How to prove that $\operatorname{Tr}(A)=a+b$ and $\det(A)=ab$ if characteristic polynomial of $A$ is degreed 2 and with $a$ and $b$ as eigenvalue?
If $a$ and $b$ are distinct eigenvalues, then $A$ is diagonalizable, so that $\operatorname{Tr}(A)=a+b$ and $\det(A)=ab$ since there's a similar diagonal matrix. However, how are we making sure that there are no zeros in $A$ as we don't know the size of $A$?

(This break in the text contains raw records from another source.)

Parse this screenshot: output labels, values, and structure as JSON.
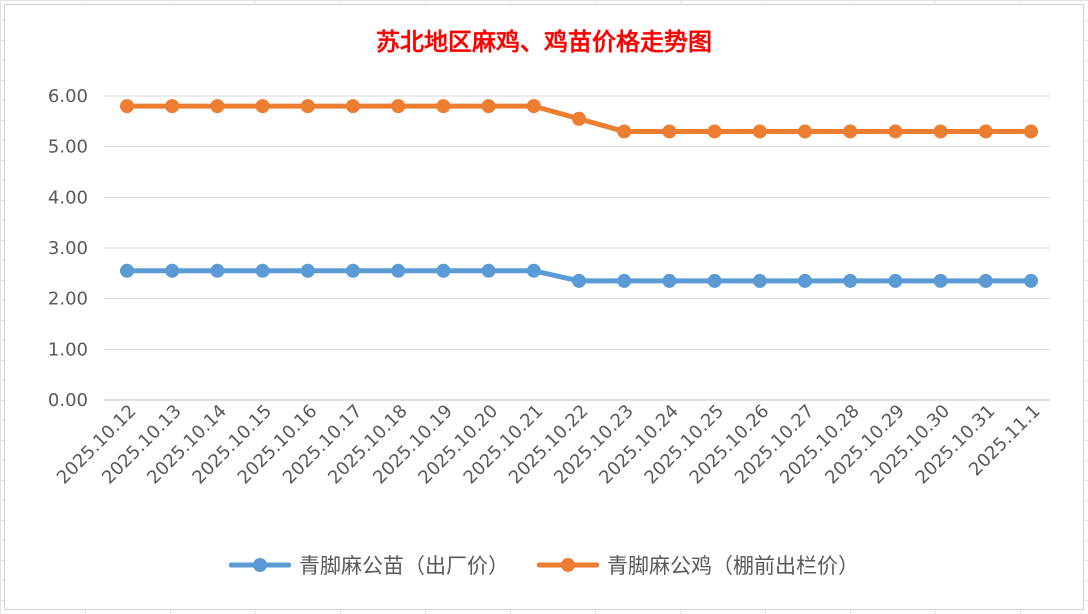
{
  "chart_data": {
    "type": "line",
    "title": "苏北地区麻鸡、鸡苗价格走势图",
    "categories": [
      "2025.10.12",
      "2025.10.13",
      "2025.10.14",
      "2025.10.15",
      "2025.10.16",
      "2025.10.17",
      "2025.10.18",
      "2025.10.19",
      "2025.10.20",
      "2025.10.21",
      "2025.10.22",
      "2025.10.23",
      "2025.10.24",
      "2025.10.25",
      "2025.10.26",
      "2025.10.27",
      "2025.10.28",
      "2025.10.29",
      "2025.10.30",
      "2025.10.31",
      "2025.11.1"
    ],
    "series": [
      {
        "name": "青脚麻公苗（出厂价）",
        "color": "#5B9BD5",
        "values": [
          2.55,
          2.55,
          2.55,
          2.55,
          2.55,
          2.55,
          2.55,
          2.55,
          2.55,
          2.55,
          2.35,
          2.35,
          2.35,
          2.35,
          2.35,
          2.35,
          2.35,
          2.35,
          2.35,
          2.35,
          2.35
        ]
      },
      {
        "name": "青脚麻公鸡（棚前出栏价）",
        "color": "#ED7D31",
        "values": [
          5.8,
          5.8,
          5.8,
          5.8,
          5.8,
          5.8,
          5.8,
          5.8,
          5.8,
          5.8,
          5.55,
          5.3,
          5.3,
          5.3,
          5.3,
          5.3,
          5.3,
          5.3,
          5.3,
          5.3,
          5.3
        ]
      }
    ],
    "yticks": [
      "0.00",
      "1.00",
      "2.00",
      "3.00",
      "4.00",
      "5.00",
      "6.00"
    ],
    "ylim": [
      0,
      6
    ],
    "grid": true,
    "legend": "bottom"
  }
}
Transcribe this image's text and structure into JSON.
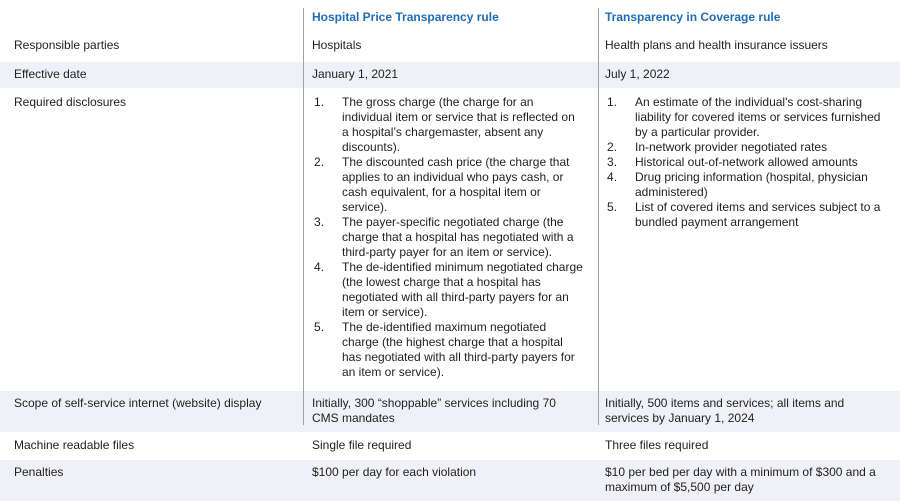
{
  "table": {
    "title_semantics": "Comparison of Hospital Price Transparency rule and Transparency in Coverage rule",
    "colors": {
      "header_blue": "#1f6db5",
      "row_stripe": "#f0f1f6",
      "divider_gray": "#9aa3ad",
      "text": "#1f1f1f"
    },
    "header": {
      "label_col": "",
      "hospital": "Hospital Price Transparency rule",
      "coverage": "Transparency in Coverage rule"
    },
    "rows": {
      "responsible": {
        "label": "Responsible parties",
        "hospital": "Hospitals",
        "coverage": "Health plans and health insurance issuers"
      },
      "effective": {
        "label": "Effective date",
        "hospital": "January 1, 2021",
        "coverage": "July 1, 2022"
      },
      "disclosures": {
        "label": "Required disclosures",
        "hospital_items": [
          "The gross charge (the charge for an individual item or service that is reflected on a hospital’s chargemaster, absent any discounts).",
          "The discounted cash price (the charge that applies to an individual who pays cash, or cash equivalent, for a hospital item or service).",
          "The payer-specific negotiated charge (the charge that a hospital has negotiated with a third-party payer for an item or service).",
          "The de-identified minimum negotiated charge (the lowest charge that a hospital has negotiated with all third-party payers for an item or service).",
          "The de-identified maximum negotiated charge (the highest charge that a hospital has negotiated with all third-party payers for an item or service)."
        ],
        "coverage_items": [
          "An estimate of the individual's cost-sharing liability for covered items or services furnished by a particular provider.",
          "In-network provider negotiated rates",
          "Historical out-of-network allowed amounts",
          "Drug pricing information (hospital, physician administered)",
          "List of covered items and services subject to a bundled payment arrangement"
        ]
      },
      "scope": {
        "label": "Scope of self-service internet (website) display",
        "hospital": "Initially, 300 “shoppable” services including 70 CMS mandates",
        "coverage": "Initially, 500 items and services; all items and services by January 1, 2024"
      },
      "machine": {
        "label": "Machine readable files",
        "hospital": "Single file required",
        "coverage": "Three files required"
      },
      "penalties": {
        "label": "Penalties",
        "hospital": "$100 per day for each violation",
        "coverage": "$10 per bed per day with a minimum of $300 and a maximum of $5,500 per day"
      }
    }
  }
}
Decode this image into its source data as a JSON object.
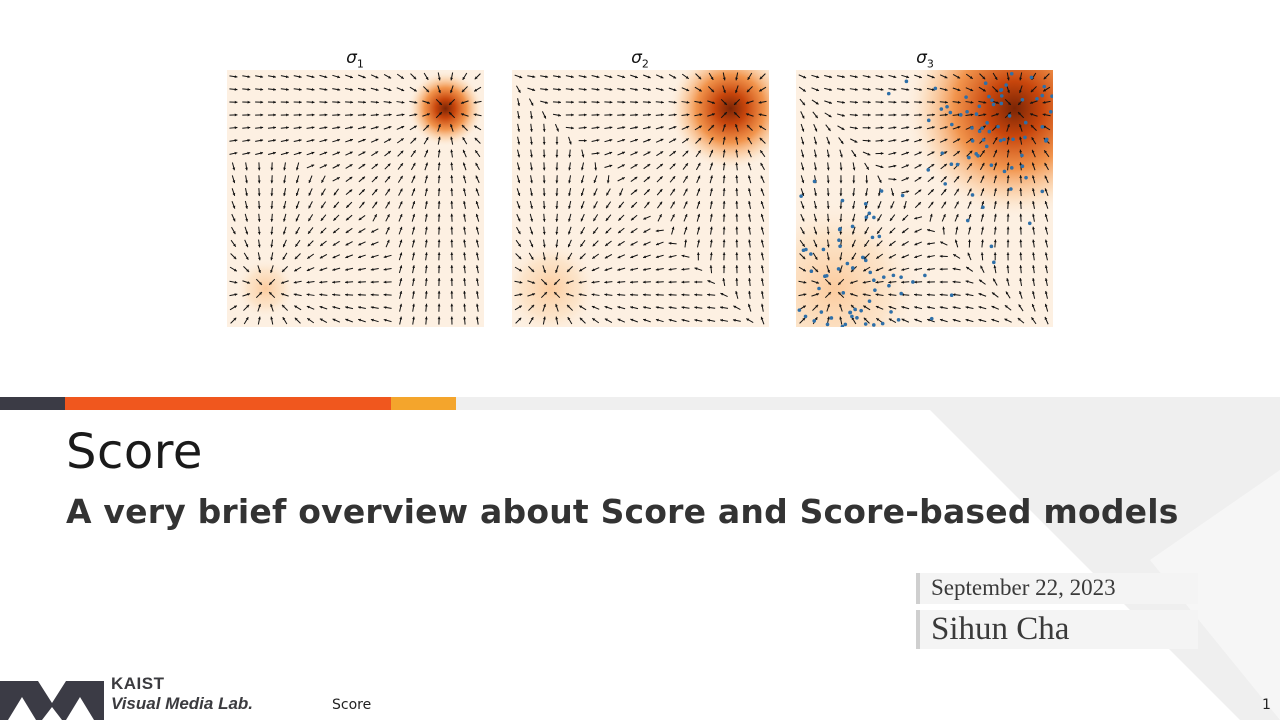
{
  "figure": {
    "panels": [
      {
        "label": "σ",
        "subscript": "1"
      },
      {
        "label": "σ",
        "subscript": "2"
      },
      {
        "label": "σ",
        "subscript": "3"
      }
    ]
  },
  "slide": {
    "title": "Score",
    "subtitle": "A very brief overview about Score and Score-based models",
    "date": "September 22, 2023",
    "author": "Sihun Cha"
  },
  "footer": {
    "logo_line1": "KAIST",
    "logo_line2": "Visual Media Lab.",
    "section": "Score",
    "page": "1"
  },
  "colors": {
    "dark_bar": "#3b3b45",
    "accent_orange": "#f0571e",
    "accent_yellow": "#f4a52c",
    "light_gray": "#efefef",
    "density_peak": "#7a2505",
    "density_base": "#fdf0e2",
    "sample_points": "#2e6fa8"
  }
}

Write down the characteristic polynomial:
$$p(\lambda)=|A-\lambda I| = \lambda^2 - (a_{11}+a_{22}) \lambda + (a_{11} a_{22} - a_{12} a_{21} ) =\lambda^2 - tr(A) \lambda +|A|$$
On the other side, because the eigenvalues are the roots of $p(\lambda)$, (and because we already know the highest degree coefficient is one) we have:
$$p(\lambda)=(\lambda-\lambda_1)(\lambda-\lambda_2)=\lambda^2 -(\lambda_1+\lambda_2)\lambda +\lambda_1 \lambda_2 $$
Comparing both expressions, we get the desired result.
The beauty of this is that is generalizes to any size.